Der Eventcharakter ist wichtig
Das gebe dem Publikum ein anderes Hörerlebnis, so Dirigent Nicholas Collon im Gespräch mit der DW. “Seit acht Jahren spielen wir auswendig, das verändert bei allen die Beziehung zum Stück.” So könnten die Spieler untereinander und mit dem Publikum in einer außergewöhnlichen und einzigartigen Art und Weise kommunizieren, da sie nicht in die Noten schauen müssten. “Uns geht es nicht um den Wow-Effekt. Das auswendige Spiel hilft, die Musik auf eine tiefere Art zu verstehen.”
Und doch war dieser Wow-Effekt da – ganz im Sinne von Intendant Steven Walter, der immer wieder betont, dass die heutige Erlebnisgesellschaft andere Anforderungen an Konzerte und Events stellt als noch vor 150 Jahren. “Der Eventcharakter im positiven Sinne wird das Beethovenfest auch zukünftig weiter begleiten. Alles was eine Einzigartigkeit ausstrahlt, funktioniert beim Publikum sehr gut”, sagte Steven Walter im Gespräch mit der DW.
Zu den besonderen Klangerlebnissen des Festivals gehörte auch das “Dunkelkonzert”, das blinde und sehbehinderte Menschen mit dem “Vision String Quartett” ausgearbeitet hatten.

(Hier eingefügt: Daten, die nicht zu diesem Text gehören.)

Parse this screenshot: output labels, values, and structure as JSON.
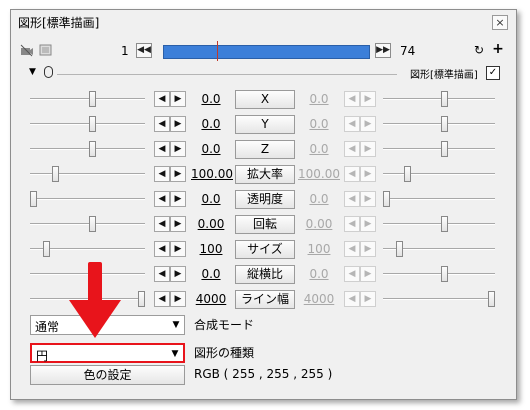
{
  "window": {
    "title": "図形[標準描画]",
    "close_label": "×"
  },
  "timeline": {
    "start": "1",
    "end": "74",
    "bar_color": "#3c7fd9"
  },
  "object": {
    "label": "図形[標準描画]",
    "checked": "✓"
  },
  "params": [
    {
      "name": "X",
      "left_value": "0.0",
      "right_value": "0.0",
      "left_thumb_pct": 0.55,
      "right_thumb_pct": 0.55
    },
    {
      "name": "Y",
      "left_value": "0.0",
      "right_value": "0.0",
      "left_thumb_pct": 0.55,
      "right_thumb_pct": 0.55
    },
    {
      "name": "Z",
      "left_value": "0.0",
      "right_value": "0.0",
      "left_thumb_pct": 0.55,
      "right_thumb_pct": 0.55
    },
    {
      "name": "拡大率",
      "left_value": "100.00",
      "right_value": "100.00",
      "left_thumb_pct": 0.2,
      "right_thumb_pct": 0.2
    },
    {
      "name": "透明度",
      "left_value": "0.0",
      "right_value": "0.0",
      "left_thumb_pct": 0.0,
      "right_thumb_pct": 0.0
    },
    {
      "name": "回転",
      "left_value": "0.00",
      "right_value": "0.00",
      "left_thumb_pct": 0.55,
      "right_thumb_pct": 0.55
    },
    {
      "name": "サイズ",
      "left_value": "100",
      "right_value": "100",
      "left_thumb_pct": 0.12,
      "right_thumb_pct": 0.12
    },
    {
      "name": "縦横比",
      "left_value": "0.0",
      "right_value": "0.0",
      "left_thumb_pct": 0.55,
      "right_thumb_pct": 0.55
    },
    {
      "name": "ライン幅",
      "left_value": "4000",
      "right_value": "4000",
      "left_thumb_pct": 1.0,
      "right_thumb_pct": 1.0
    }
  ],
  "blend": {
    "value": "通常",
    "label": "合成モード"
  },
  "shape": {
    "value": "円",
    "label": "図形の種類"
  },
  "color": {
    "button_label": "色の設定",
    "text": "RGB ( 255 , 255 , 255 )"
  },
  "annotation": {
    "color": "#e8141b"
  }
}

In kompletter Dunkelheit konnte man die Musik viel intensiver wahrnehmen. Unter der großen Bewunderung der Zuschauer spielte das Quartett auswendig. Das Beethovenfest wurde im Zuge dieses Projekts für den Inklusionspreis Nordrhein-Westfalen nominiert.
Außergewöhnliche Musikerlebnisse gab es auch im 162 Meter hohen Posttower in Bonn, in dem die Besucherinnen und Besucher mit den Hochgeschwindigkeits-Aufzügen Musik im wahrsten Sinne des Wortes “erfahren” konnten. Auf mehreren Etagen der DAX-Konzernzentrale der Post gab es einen Abend mit klassischen und zeitgenössischen Konzerten, teils in schwindelnder Höhe, zwischen denen sich die Menschen bewegen konnten.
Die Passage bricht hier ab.